- Find places in your community where you can go to get cool.
- Prepare your home to keep cool:
- Cover windows with drapes or shades
- Weather-strip doors and windows
- Use window reflectors such as aluminum foil-covered cardboard to reflect heat back outside
- Add insulation to keep the heat out
- Use a powered attic ventilator, or attic fan, to regulate the heat level of a building’s attic by clearing hot air
- Install window air conditioners and insulate around them.
- Never leave a child, adult, or animal alone inside a vehicle on a warm day.
- Find places with air-conditioning: Libraries, shopping malls and community centers can provide a cool place to take a break from the heat.
- If you’re outside, find shade. Wear a hat wide enough to protect your face.
- Wear loose, lightweight, light-colored clothing.
- Drink plenty of fluids to stay hydrated. If you or someone you care for is on a special diet, ask a doctor what would be best.

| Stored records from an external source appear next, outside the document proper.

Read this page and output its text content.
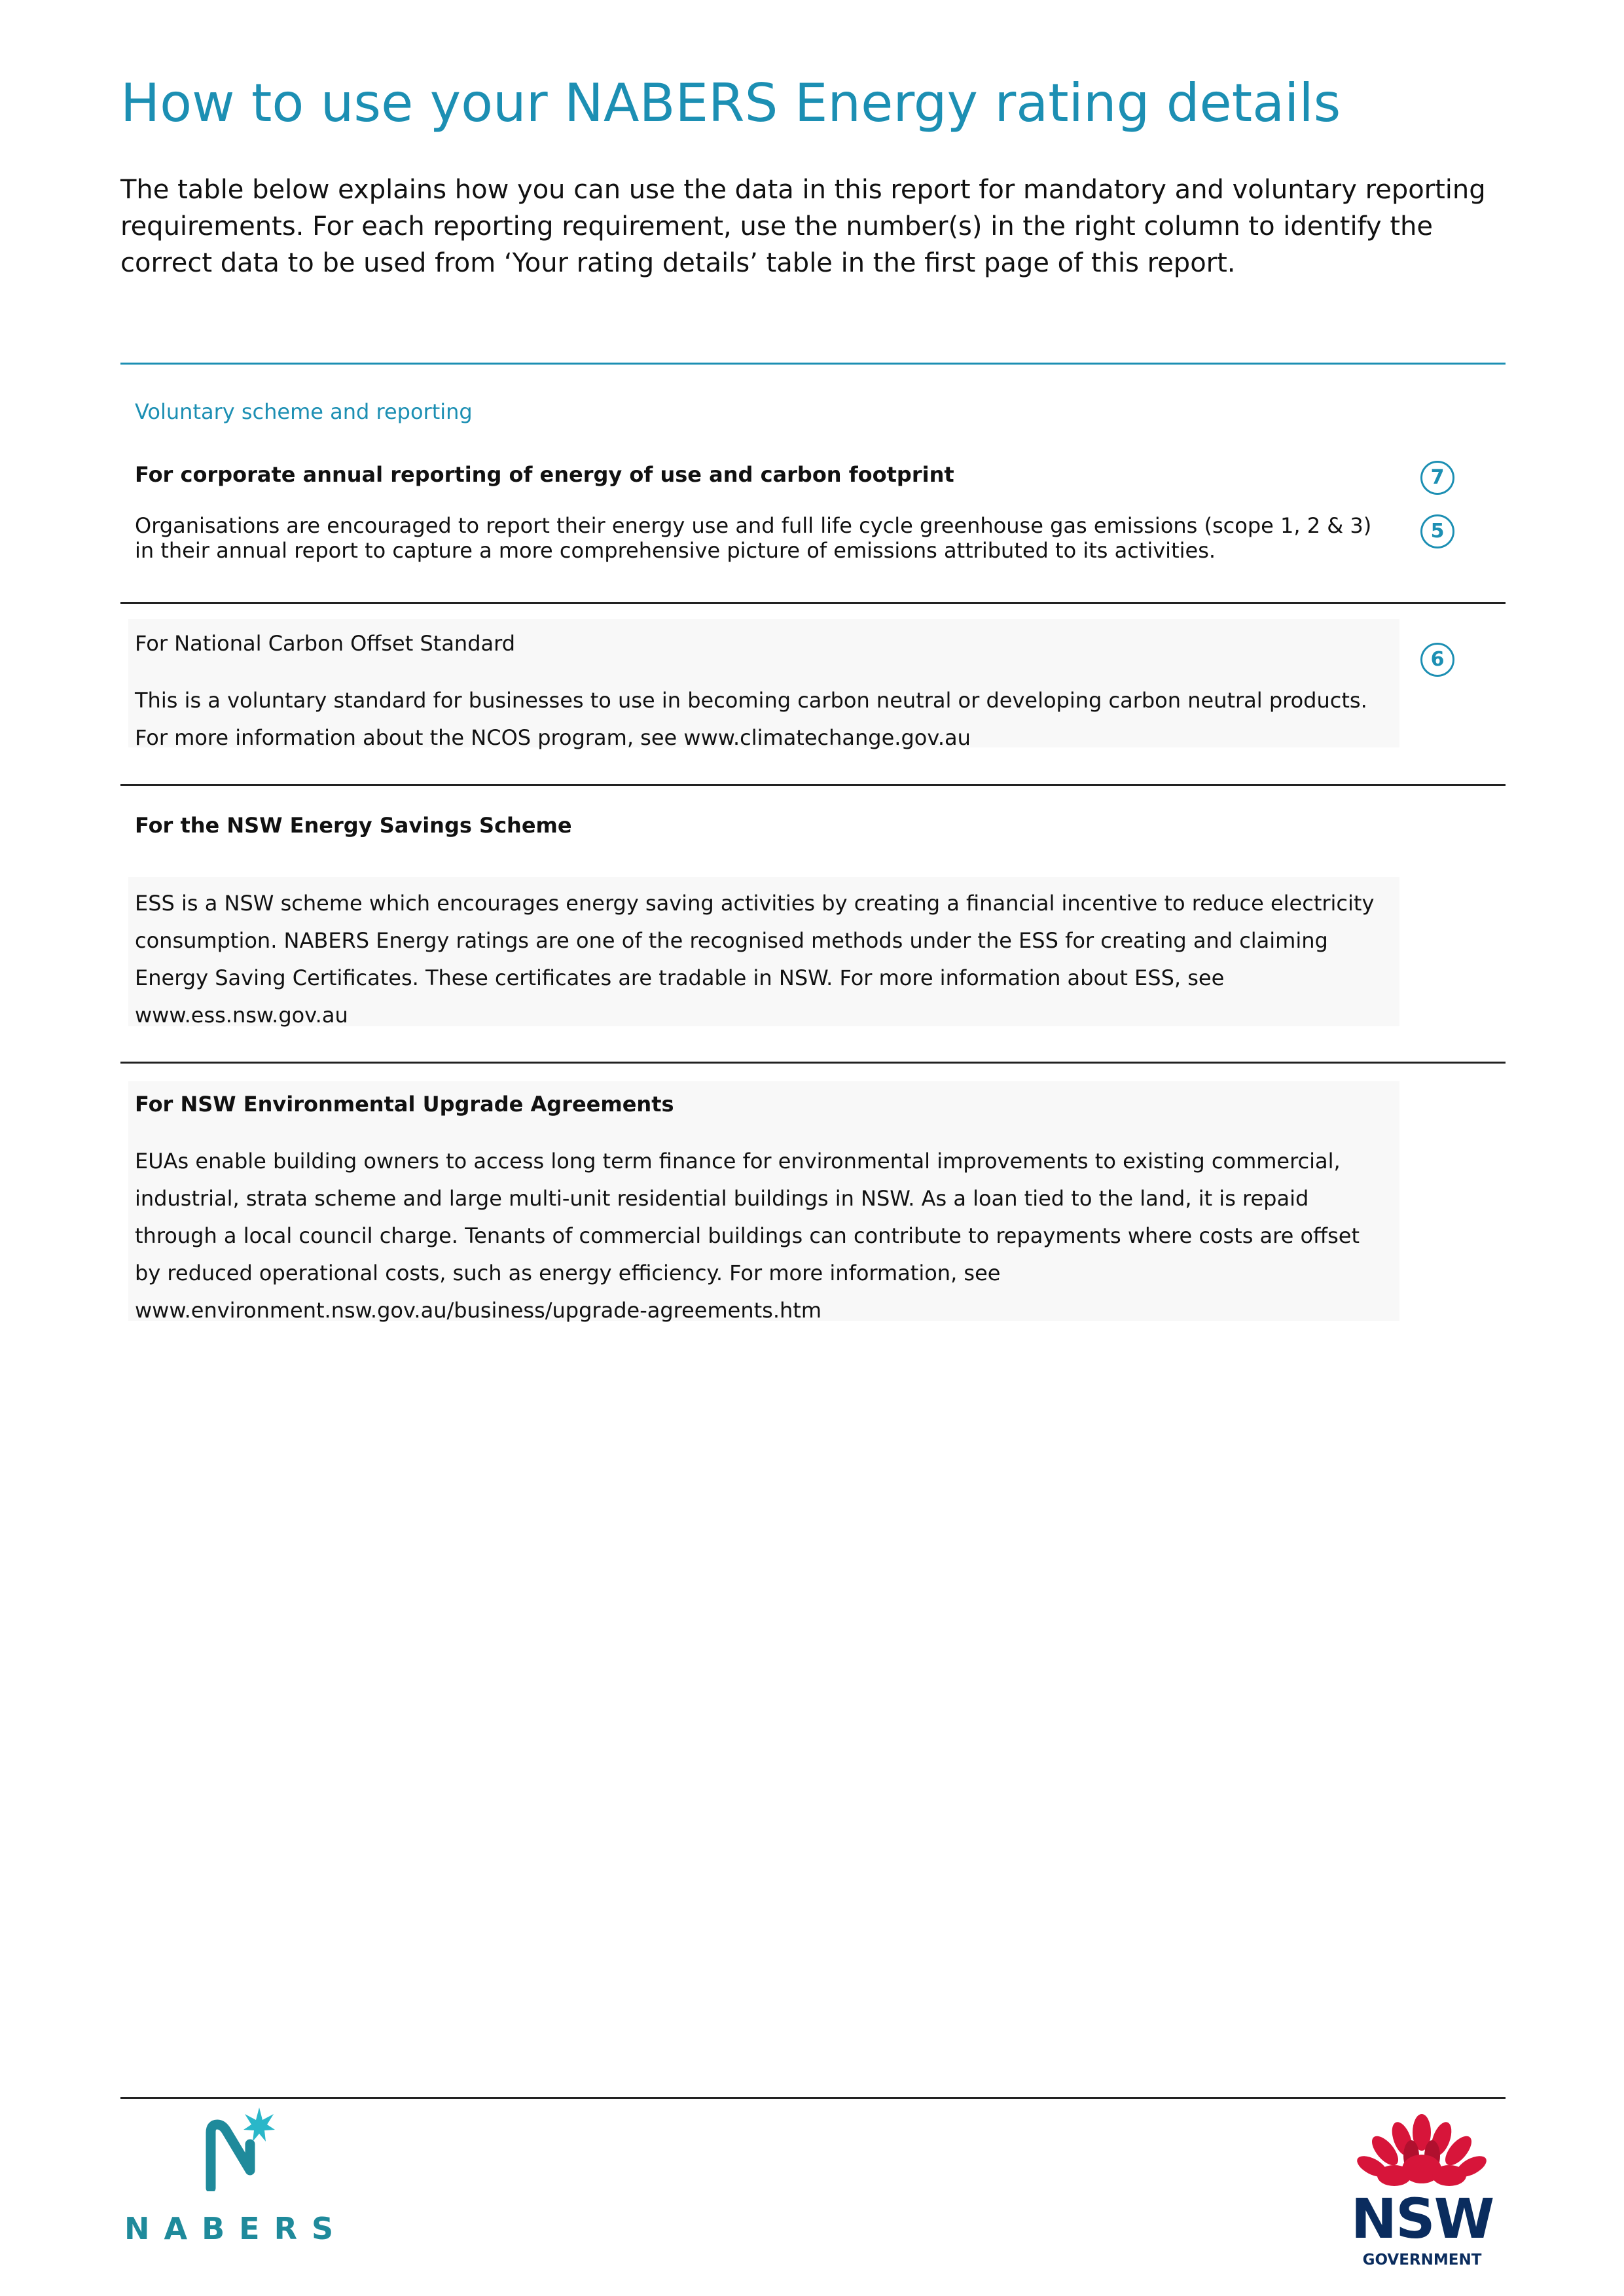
How to use your NABERS Energy rating details

The table below explains how you can use the data in this report for mandatory and voluntary reporting requirements. For each reporting requirement, use the number(s) in the right column to identify the correct data to be used from ‘Your rating details’ table in the first page of this report.

Voluntary scheme and reporting
For corporate annual reporting of energy of use and carbon footprint

Organisations are encouraged to report their energy use and full life cycle greenhouse gas emissions (scope 1, 2 & 3) in their annual report to capture a more comprehensive picture of emissions attributed to its activities.

7
5
For National Carbon Offset Standard

This is a voluntary standard for businesses to use in becoming carbon neutral or developing carbon neutral products. For more information about the NCOS program, see www.climatechange.gov.au

6
For the NSW Energy Savings Scheme

ESS is a NSW scheme which encourages energy saving activities by creating a financial incentive to reduce electricity consumption. NABERS Energy ratings are one of the recognised methods under the ESS for creating and claiming Energy Saving Certificates. These certificates are tradable in NSW. For more information about ESS, see www.ess.nsw.gov.au

For NSW Environmental Upgrade Agreements

EUAs enable building owners to access long term finance for environmental improvements to existing commercial, industrial, strata scheme and large multi-unit residential buildings in NSW. As a loan tied to the land, it is repaid through a local council charge. Tenants of commercial buildings can contribute to repayments where costs are offset by reduced operational costs, such as energy efficiency. For more information, see www.environment.nsw.gov.au/business/upgrade-agreements.htm

NABERS	NSW
GOVERNMENT
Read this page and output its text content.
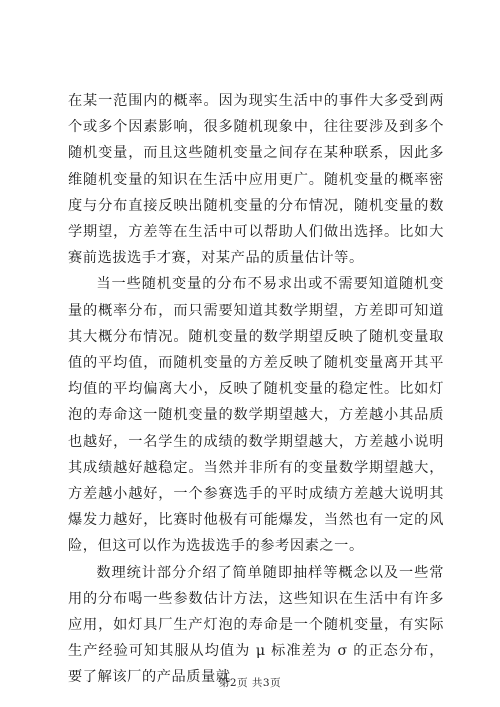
在某一范围内的概率。因为现实生活中的事件大多受到两个或多个因素影响，很多随机现象中，往往要涉及到多个随机变量，而且这些随机变量之间存在某种联系，因此多维随机变量的知识在生活中应用更广。随机变量的概率密度与分布直接反映出随机变量的分布情况，随机变量的数学期望，方差等在生活中可以帮助人们做出选择。比如大赛前选拔选手才赛，对某产品的质量估计等。

当一些随机变量的分布不易求出或不需要知道随机变量的概率分布，而只需要知道其数学期望，方差即可知道其大概分布情况。随机变量的数学期望反映了随机变量取值的平均值，而随机变量的方差反映了随机变量离开其平均值的平均偏离大小，反映了随机变量的稳定性。比如灯泡的寿命这一随机变量的数学期望越大，方差越小其品质也越好，一名学生的成绩的数学期望越大，方差越小说明其成绩越好越稳定。当然并非所有的变量数学期望越大，方差越小越好，一个参赛选手的平时成绩方差越大说明其爆发力越好，比赛时他极有可能爆发，当然也有一定的风险，但这可以作为选拔选手的参考因素之一。

数理统计部分介绍了简单随即抽样等概念以及一些常用的分布喝一些参数估计方法，这些知识在生活中有许多应用，如灯具厂生产灯泡的寿命是一个随机变量，有实际生产经验可知其服从均值为 μ 标准差为 σ 的正态分布，要了解该厂的产品质量就

第2页 共3页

- Do not use electric fans when the temperature outside is more than 95 degrees. You could increase the risk of heat-related illness. Fans create air flow and a false sense of comfort, but do not reduce body temperature.
- Avoid high-energy activities.
- Check yourself, family members, and neighbors for signs of heat-related illness.
Recognize & Respond:
Knows the signs and ways to treat heat-related illness.
- Signs: Muscle pains or spasms in the stomach, arms, or legs.
- Actions: Go to a cooler location. Remove excess clothing. Takes sips of cool sports drinks with salt and sugar. Get medical help if cramps last more than an hour.
- Signs: Heavy sweating, paleness, muscle cramps, tiredness, weakness, dizziness, headache, nausea or vomiting, and fainting.
- Actions: Go to an air-conditioned place and lie down. Loosen or remove clothing. Take a cool bath. Take sips of cool sports drinks with salt and sugar. Get medical help if symptoms get worse or last more than an hour.
- Signs: Extremely high body temperature (above 103 degrees) indicated by an oral thermometer; red, hot, and dry skin with no sweat; rapid, strong pulse; dizziness; confusion; and unconsciousness.
- Action: Call 9-1-1 or get the person to a hospital immediately. Cool down with whatever methods are available until medical help arrives.